Heading home from Yorktown, Virginia, we decided to take a detour and visit Cold Harbor National Cemetery so we could stretch our legs. Excellent decision. Cold Harbor is a closed cemetery with the vast majority of burials being soldiers lost in the battles of Cold Harbor and surrounding areas. Four impressive monuments are in this cemetery and only one Medal of Honor veteran.
Augustus Barry is the only Medal of Honor recipient in the Cemetery. At the time of his death in 1871 he was superintendent of this very cemetery.
As you enter the Cemetery, the first thing you see is a beautiful dogwood tree and a bronze plaque in front of it. The tree was starting to bloom despite the overcast skies, on the day we were there. The plaque in front of the tree says:
This Tree Dedicated by the Veterans Administration
in 1976 to America’s Medal of Honor Recipients
who helped make this BiCentennial Possible by
“Gallantry Above and Beyond the Call of Duty.”
Starting towards the flagpole the first thing you notice is a monument which appears to be a cannon stuck in the ground with the barrel being the only obvious feature. Not! That’s what I thought, until I “googled” it and discovered that it is made from an original artillary tube and set in cement.
The bronze plaque attached to the monument breaks down the burials in this hallowed spot between known and unknown.
Burials 1952
Known 673
Unknown 1279
Headstones similiar to this dot the cemetery. Some with only one burial, some with more than two. It is a sad sight to see. Somewhere a widow or mother was waiting to hear the fate of her loved one, never to know what happened or where his remains were.
Continuing the walk towards the back of the cemetery one is immediately struck by what appears to be the starkness of the white marble sarcophagus that honors the memory of the unknown soldiers whose remains are interred in this spot. At one time, there were mounds on either side with the remains of buried under them. If they were still there, we did not notice them. The inscription on the sarcophagus reads:
Near this stone rests the remains of 889 Union soldiers
gathered from the Battlefields of Mechanicsville, Savage’s Station,
Gaines’s Mills, and the vicinity of Cold Harbor.”
As I walked through the cemetery, taking pictures of headstones and interesting sites, I came across the second tree I would photograph that day. If the headstone had, at one point, a name on it, it has been lost to eternity. This is not the first cemetery I have seen headstones gobbled up by trees.
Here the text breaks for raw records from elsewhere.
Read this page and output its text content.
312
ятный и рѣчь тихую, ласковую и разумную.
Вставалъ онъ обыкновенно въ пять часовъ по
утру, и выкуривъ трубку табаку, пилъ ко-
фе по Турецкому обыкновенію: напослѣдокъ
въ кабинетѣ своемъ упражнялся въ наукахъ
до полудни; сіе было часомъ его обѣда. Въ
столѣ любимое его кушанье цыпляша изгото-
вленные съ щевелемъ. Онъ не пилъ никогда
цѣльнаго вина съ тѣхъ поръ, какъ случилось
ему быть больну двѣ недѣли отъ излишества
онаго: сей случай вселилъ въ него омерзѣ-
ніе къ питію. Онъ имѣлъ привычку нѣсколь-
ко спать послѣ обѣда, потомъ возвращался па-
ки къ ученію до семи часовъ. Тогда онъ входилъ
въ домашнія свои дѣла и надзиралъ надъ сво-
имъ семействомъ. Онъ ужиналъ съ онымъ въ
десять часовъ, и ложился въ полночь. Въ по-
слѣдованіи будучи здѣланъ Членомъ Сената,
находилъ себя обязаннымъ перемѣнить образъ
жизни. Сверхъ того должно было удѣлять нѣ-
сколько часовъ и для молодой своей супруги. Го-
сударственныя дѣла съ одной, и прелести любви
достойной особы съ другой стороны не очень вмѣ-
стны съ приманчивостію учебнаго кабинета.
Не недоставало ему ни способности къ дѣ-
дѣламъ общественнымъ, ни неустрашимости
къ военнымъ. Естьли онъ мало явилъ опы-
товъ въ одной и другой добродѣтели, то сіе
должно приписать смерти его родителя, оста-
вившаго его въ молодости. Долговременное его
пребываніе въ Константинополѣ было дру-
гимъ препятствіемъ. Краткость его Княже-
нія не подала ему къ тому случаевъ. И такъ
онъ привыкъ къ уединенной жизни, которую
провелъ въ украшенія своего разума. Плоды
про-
Shaded by that large tree stands the 11 foot high New York Monument. Erected in 1909, it lists the names of Eighth N.Y. Heavy Artillery Roll of Honor. The Plaque begins:
Eighth N.Y. Heavy Artillery
Col. Peter A. Porter
4th Brigade, 2D Division, 2D Corps
Army of the Potomac
ROLL OF HONOR
Killed or Died of Wounds Received in the
Battle of Cold Harbor, VA, June 3, 1864
COL. PETER A. PORTER
It then lists 219 individual names and which company they were in.At the front of the cemetery is the monument erected by the Commonwealth of Pennsylvania. It is visible as you approach the cemetery with the Soldier at Parade Rest atop it. The wording on this tall monument is as follows:
Erected by the
Commonwealth of Pennsylvania
to all
Pennsylvania Regiments
Which Participated in the Operations
From May 31 to June 12, 1864
Incident to and During the
Battle of Cold Harbor, Virginia
June 1 – 3, 1864
The numbers of each Regiment involved are listed on the other three sides of this monument.Many of the headstones have just one letter, a partial name, or a first name and no last name, or just any information that could be found to identify a body. It showed the care taken to try to find out who each person was. Touching.
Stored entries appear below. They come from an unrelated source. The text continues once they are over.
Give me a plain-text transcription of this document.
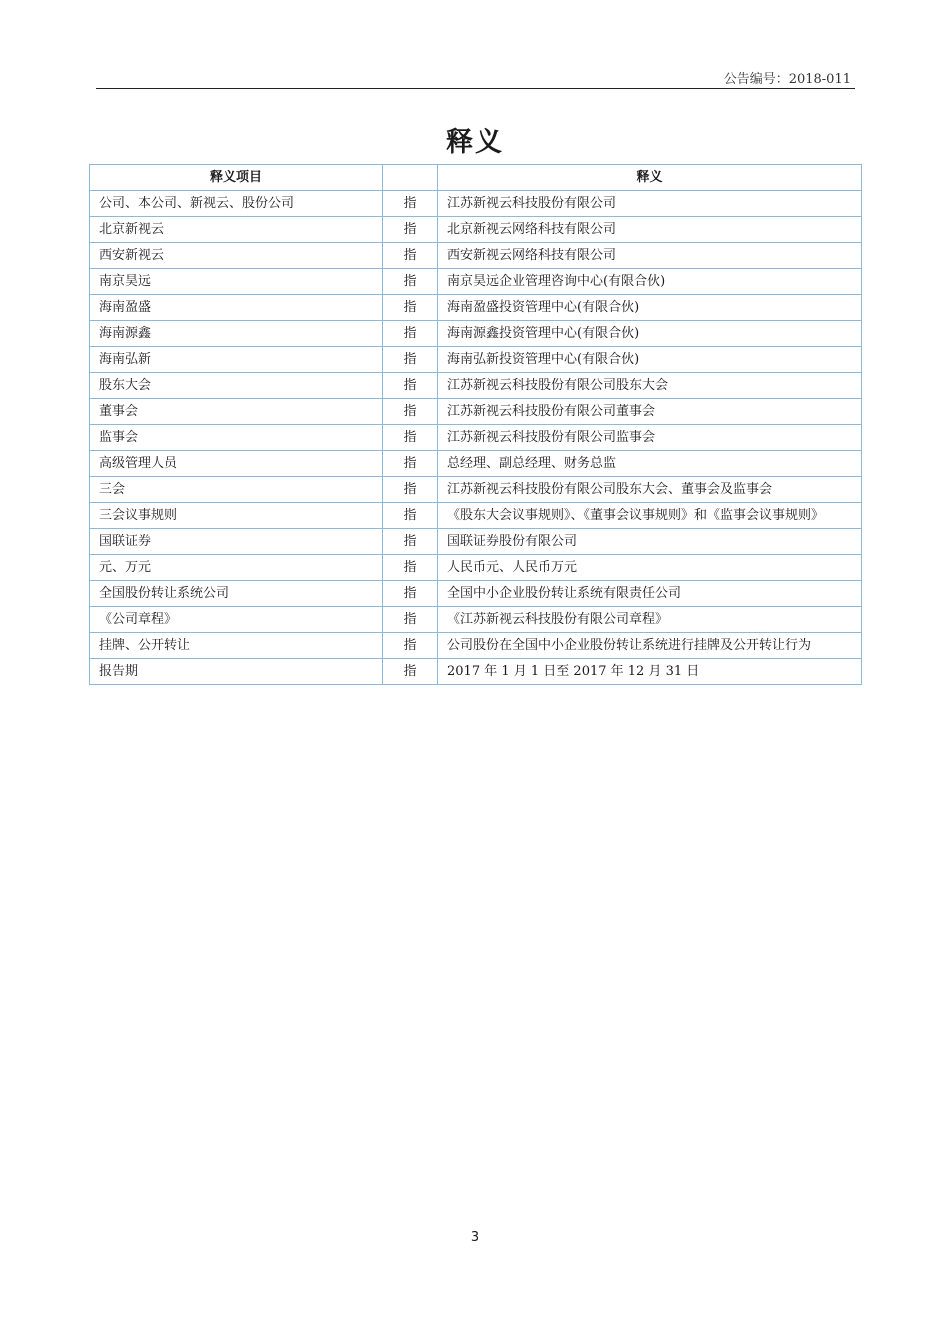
公告编号：2018-011
释义
释义项目		释义
公司、本公司、新视云、股份公司	指	江苏新视云科技股份有限公司
北京新视云	指	北京新视云网络科技有限公司
西安新视云	指	西安新视云网络科技有限公司
南京昊远	指	南京昊远企业管理咨询中心(有限合伙)
海南盈盛	指	海南盈盛投资管理中心(有限合伙)
海南源鑫	指	海南源鑫投资管理中心(有限合伙)
海南弘新	指	海南弘新投资管理中心(有限合伙)
股东大会	指	江苏新视云科技股份有限公司股东大会
董事会	指	江苏新视云科技股份有限公司董事会
监事会	指	江苏新视云科技股份有限公司监事会
高级管理人员	指	总经理、副总经理、财务总监
三会	指	江苏新视云科技股份有限公司股东大会、董事会及监事会
三会议事规则	指	《股东大会议事规则》、《董事会议事规则》和《监事会议事规则》
国联证券	指	国联证券股份有限公司
元、万元	指	人民币元、人民币万元
全国股份转让系统公司	指	全国中小企业股份转让系统有限责任公司
《公司章程》	指	《江苏新视云科技股份有限公司章程》
挂牌、公开转让	指	公司股份在全国中小企业股份转让系统进行挂牌及公开转让行为
报告期	指	2017 年 1 月 1 日至 2017 年 12 月 31 日
3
Since we were on our way home from Yorktown, Virginia, I had to take a picture of the only Coast Guard Veteran I found in the cemetery. We had been in Yorktown, attending our grandson’s graduation from his Gunners Mate School, at no place else than the Coast Guard Training Center!
and the last picture I took seems appropriate to end this blog with.
Rest in Peace, eternally, you to whom we owe so much!